L'exploitant décide, à son tour, d'ouvrir une cagnotte et récolte, lui aussi, un peu plus de 80.000 euros. Et ce en dépit d'une certaine réticence au sein du milieu. "Je connais beaucoup de confrères qui galèrent, mais qui n'ont pas forcément la verve pour en parler. Je ne sais pas si c'est une question de pudeur, de honte ou d'omerta car dans le monde agricole, si on ne s'en sort pas, quelque part, c'est qu'on est un peu feignant. Il y a un peu cette musique de fond". Antoine Foulu-Mion saute malgré tout le pas. "C'était plus un cri de détresse qu'un appel à l'aide, je ne cherchais pas à être médiatisé. C'était plus pour faire prendre conscience aux gens que lorsqu'on achète un produit, on détermine qui on veut faire vivre. S'il y a ne serait-ce que 10 personnes qui m'achètent chaque semaine pour 10 euros de produit, ça fait plus de 400 euros par mois. Ça me permet d'inscrire ma fille au théâtre, d'aller voir un spectacle ou simplement payer les factures".

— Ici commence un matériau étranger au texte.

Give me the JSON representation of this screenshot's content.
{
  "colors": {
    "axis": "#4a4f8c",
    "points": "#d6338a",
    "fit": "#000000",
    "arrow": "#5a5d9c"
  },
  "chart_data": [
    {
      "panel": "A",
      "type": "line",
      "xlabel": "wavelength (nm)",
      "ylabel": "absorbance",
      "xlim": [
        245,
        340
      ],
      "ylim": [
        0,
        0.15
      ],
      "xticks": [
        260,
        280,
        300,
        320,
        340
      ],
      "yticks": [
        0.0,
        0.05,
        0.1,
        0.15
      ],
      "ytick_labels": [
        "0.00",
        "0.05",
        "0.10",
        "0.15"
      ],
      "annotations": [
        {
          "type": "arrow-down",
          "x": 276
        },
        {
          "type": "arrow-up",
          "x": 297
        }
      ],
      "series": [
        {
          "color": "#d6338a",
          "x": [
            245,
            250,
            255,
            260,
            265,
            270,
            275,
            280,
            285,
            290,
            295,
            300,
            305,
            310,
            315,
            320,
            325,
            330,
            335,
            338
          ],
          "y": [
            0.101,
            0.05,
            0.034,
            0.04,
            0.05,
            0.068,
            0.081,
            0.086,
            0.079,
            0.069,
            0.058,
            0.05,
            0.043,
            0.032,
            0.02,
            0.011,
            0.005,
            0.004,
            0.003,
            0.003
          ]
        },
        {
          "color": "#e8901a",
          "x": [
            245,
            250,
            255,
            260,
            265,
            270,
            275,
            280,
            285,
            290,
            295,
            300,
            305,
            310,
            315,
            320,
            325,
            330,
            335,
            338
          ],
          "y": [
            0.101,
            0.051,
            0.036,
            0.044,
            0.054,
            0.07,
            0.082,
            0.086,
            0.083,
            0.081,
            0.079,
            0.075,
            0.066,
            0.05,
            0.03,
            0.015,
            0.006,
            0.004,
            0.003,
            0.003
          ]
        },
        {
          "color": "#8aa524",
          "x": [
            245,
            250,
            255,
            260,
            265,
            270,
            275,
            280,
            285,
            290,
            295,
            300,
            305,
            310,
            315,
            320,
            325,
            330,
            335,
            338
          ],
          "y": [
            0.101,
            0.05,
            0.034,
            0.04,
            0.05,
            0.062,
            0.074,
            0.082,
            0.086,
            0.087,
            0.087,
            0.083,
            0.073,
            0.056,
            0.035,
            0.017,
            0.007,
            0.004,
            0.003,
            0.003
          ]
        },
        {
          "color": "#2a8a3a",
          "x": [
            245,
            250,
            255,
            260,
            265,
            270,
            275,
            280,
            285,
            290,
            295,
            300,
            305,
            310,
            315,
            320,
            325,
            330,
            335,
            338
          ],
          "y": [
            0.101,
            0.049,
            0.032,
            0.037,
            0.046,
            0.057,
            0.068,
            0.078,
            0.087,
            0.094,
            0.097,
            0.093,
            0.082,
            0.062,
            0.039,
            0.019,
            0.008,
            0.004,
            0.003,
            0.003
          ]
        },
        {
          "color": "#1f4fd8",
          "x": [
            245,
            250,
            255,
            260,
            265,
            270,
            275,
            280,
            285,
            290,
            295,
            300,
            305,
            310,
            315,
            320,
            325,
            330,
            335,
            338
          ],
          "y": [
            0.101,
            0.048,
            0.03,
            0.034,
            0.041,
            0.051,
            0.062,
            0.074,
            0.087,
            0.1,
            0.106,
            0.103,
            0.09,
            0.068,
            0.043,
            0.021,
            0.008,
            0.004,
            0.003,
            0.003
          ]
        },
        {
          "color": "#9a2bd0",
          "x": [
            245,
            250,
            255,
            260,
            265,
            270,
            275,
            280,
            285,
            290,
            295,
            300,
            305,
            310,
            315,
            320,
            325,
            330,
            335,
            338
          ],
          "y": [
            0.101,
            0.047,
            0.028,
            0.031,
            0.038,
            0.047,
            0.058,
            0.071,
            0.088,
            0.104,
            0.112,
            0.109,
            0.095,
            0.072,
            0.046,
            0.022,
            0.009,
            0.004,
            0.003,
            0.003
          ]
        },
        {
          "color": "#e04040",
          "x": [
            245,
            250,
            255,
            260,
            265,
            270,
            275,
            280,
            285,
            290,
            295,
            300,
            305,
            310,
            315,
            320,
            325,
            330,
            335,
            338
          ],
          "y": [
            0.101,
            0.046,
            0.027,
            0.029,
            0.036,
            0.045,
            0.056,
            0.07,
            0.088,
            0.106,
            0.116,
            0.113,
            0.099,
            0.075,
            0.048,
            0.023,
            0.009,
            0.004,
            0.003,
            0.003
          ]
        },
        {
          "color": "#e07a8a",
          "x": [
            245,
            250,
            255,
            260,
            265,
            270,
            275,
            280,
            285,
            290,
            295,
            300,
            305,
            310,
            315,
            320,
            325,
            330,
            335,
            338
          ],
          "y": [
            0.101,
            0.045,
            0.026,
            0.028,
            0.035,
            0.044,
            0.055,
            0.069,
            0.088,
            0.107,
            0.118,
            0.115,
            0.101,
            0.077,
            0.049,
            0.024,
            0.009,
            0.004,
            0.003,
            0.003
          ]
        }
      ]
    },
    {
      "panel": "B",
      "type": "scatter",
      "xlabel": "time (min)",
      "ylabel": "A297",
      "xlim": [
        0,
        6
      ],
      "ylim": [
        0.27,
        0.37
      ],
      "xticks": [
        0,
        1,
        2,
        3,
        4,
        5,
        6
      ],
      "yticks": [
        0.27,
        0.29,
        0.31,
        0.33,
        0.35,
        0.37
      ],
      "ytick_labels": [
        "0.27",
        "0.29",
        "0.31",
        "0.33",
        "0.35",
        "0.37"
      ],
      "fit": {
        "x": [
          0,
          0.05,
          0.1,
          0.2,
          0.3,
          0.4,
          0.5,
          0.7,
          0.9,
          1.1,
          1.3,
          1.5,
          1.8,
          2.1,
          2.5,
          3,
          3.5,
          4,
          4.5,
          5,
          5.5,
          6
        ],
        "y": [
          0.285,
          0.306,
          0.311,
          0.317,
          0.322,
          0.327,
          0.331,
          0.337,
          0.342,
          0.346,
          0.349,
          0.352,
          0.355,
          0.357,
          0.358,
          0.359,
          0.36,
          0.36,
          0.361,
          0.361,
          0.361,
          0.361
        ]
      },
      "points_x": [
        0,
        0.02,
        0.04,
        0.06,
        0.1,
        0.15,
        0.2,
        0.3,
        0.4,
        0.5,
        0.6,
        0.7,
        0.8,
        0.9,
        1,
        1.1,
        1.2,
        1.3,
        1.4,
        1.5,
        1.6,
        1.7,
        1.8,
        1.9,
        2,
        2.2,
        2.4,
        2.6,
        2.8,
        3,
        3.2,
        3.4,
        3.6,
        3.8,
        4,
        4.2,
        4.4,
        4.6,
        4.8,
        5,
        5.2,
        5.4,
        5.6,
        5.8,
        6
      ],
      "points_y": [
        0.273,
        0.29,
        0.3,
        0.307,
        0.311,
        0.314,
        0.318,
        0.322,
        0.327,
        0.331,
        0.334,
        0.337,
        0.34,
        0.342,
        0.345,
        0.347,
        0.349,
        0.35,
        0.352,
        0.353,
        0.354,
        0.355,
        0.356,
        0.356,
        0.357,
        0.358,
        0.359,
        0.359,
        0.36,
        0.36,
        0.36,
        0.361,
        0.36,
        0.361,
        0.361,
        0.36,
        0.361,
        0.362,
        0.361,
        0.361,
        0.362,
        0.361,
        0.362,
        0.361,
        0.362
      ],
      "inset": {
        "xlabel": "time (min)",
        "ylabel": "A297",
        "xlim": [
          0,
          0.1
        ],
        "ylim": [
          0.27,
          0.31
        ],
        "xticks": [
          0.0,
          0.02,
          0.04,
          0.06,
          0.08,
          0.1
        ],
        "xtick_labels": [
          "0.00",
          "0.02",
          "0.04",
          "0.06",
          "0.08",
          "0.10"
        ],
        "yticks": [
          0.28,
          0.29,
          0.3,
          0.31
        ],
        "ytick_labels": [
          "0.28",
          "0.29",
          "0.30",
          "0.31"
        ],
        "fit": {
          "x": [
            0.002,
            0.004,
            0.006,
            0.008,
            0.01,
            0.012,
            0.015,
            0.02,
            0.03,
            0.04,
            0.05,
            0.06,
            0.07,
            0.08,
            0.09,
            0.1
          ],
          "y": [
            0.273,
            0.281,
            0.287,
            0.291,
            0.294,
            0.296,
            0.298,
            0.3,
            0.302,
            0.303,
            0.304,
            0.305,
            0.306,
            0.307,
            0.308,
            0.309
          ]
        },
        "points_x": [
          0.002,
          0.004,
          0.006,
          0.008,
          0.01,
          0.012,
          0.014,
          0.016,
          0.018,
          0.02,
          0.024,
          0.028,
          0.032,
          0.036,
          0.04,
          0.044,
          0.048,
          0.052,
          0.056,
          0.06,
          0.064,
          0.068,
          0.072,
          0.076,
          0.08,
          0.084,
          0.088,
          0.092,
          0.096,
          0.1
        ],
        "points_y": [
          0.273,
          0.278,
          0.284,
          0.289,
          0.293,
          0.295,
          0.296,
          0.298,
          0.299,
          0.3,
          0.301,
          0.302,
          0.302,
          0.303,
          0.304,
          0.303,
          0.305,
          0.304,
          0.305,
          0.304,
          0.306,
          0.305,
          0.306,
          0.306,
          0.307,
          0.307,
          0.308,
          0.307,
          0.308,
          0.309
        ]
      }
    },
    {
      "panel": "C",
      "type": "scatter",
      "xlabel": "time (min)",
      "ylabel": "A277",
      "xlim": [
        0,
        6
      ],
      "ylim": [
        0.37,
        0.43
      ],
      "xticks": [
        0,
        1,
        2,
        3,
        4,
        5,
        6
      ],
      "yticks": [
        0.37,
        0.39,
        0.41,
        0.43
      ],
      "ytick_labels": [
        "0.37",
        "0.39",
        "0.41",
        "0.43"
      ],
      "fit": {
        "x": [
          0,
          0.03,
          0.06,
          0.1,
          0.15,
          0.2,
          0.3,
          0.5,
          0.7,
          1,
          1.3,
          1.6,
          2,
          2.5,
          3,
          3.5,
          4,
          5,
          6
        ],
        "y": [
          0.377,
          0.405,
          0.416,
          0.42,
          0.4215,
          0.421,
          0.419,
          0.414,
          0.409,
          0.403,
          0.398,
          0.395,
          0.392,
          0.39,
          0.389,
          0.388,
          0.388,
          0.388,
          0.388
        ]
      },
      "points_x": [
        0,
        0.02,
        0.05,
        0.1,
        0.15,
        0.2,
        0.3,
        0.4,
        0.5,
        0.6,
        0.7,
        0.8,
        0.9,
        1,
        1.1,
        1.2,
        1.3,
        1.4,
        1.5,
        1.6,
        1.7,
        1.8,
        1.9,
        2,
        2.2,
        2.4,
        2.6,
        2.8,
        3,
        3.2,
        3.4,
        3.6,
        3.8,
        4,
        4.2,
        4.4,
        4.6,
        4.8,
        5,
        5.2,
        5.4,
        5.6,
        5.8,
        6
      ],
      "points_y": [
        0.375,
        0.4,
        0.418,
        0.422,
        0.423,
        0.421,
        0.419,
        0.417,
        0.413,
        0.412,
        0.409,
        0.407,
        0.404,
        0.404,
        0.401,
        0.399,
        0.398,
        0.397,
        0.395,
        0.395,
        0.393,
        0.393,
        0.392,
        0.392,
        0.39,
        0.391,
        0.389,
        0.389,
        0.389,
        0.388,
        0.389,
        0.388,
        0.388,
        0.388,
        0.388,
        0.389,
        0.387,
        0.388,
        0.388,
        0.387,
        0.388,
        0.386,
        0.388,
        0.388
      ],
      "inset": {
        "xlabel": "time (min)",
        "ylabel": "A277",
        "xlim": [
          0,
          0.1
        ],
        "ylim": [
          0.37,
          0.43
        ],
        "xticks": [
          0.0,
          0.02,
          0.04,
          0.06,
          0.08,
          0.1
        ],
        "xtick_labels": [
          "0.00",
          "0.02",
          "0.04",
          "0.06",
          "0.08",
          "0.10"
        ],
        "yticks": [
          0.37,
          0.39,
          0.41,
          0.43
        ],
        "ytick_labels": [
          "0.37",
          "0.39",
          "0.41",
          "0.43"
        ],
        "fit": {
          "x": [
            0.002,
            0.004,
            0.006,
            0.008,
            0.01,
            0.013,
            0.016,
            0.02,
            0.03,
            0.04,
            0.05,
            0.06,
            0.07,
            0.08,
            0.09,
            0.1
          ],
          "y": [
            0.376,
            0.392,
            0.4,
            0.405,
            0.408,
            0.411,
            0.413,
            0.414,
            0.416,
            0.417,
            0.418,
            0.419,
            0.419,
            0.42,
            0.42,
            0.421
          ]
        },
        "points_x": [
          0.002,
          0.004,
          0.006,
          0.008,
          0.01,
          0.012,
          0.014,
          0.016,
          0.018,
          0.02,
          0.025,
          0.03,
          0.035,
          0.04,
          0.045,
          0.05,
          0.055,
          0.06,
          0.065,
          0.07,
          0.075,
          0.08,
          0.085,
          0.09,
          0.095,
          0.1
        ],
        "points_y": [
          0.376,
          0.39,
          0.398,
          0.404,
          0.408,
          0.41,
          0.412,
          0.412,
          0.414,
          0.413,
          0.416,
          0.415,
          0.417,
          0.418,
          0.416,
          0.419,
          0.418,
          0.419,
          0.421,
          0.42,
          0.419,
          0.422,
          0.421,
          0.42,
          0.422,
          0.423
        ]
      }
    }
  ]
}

Ces cagnottes "traduisent un certain nombre de défaillances"
Pour Benoît Merlo, agriculteur dans l'Ain, la cagnotte est également tombée à point nommé. Victime, entre autres, d'une pluviométrie trop importante et d'un déficit d'ensoleillement conséquent, la rentabilité de son activité céréalière s'effondre. "Avec mon épouse, on a demandé, en mai [2024] à deux organismes financiers, de décaler nos annuités. Une banque nous a donné son feu vert à condition que l'autre en fasse de même. Sauf que nous n'avons obtenu une réponse favorable qu'en décembre. Donc, entre mai et décembre, le peu de trésorerie qu'on a rentré a été aspiré par les banques pour rembourser les emprunts, ce qui est normal, mais cela nous a énormément pénalisé, car nous n'avions plus d'argent pour payer les factures".
Touché par la générosité populaire - le montant de la cagnotte s'élève à un peu plus de 53.000 euros - Benoît Merlo estime néanmoins que ces cagnottes solidaires "viennent masquer l'incompétence et le mauvais accompagnement des banques". Cette nécessité d'appeler à l'aide "traduit un certain nombre de défaillances et démontre que les agriculteurs sont laissés seuls face au dérèglement climatique et sans moyens, notamment financiers, pour y faire face que ce soit en marge de sécurité ou en capacités d'investissements".
Moins amer que son confrère, Jean-Christophe Bertrand refuse, lui, de blâmer les pouvoirs publics et évoque plutôt, dans son cas de figure, "un concours de circonstances". Antoine Foulu-Mion reconnaît, lui, que "des aides de l'État et de l'Europe pour soutenir les cultures existent" mais regrette une atmosphère politique "moins tournée vers la préservation de la nature et de la biodiversité". En ce jour d'ouverture du 61e salon de l'agriculture, tous se disent solidaires de leurs confrères au bord du gouffre que les cagnottes leur ont permis d'éviter.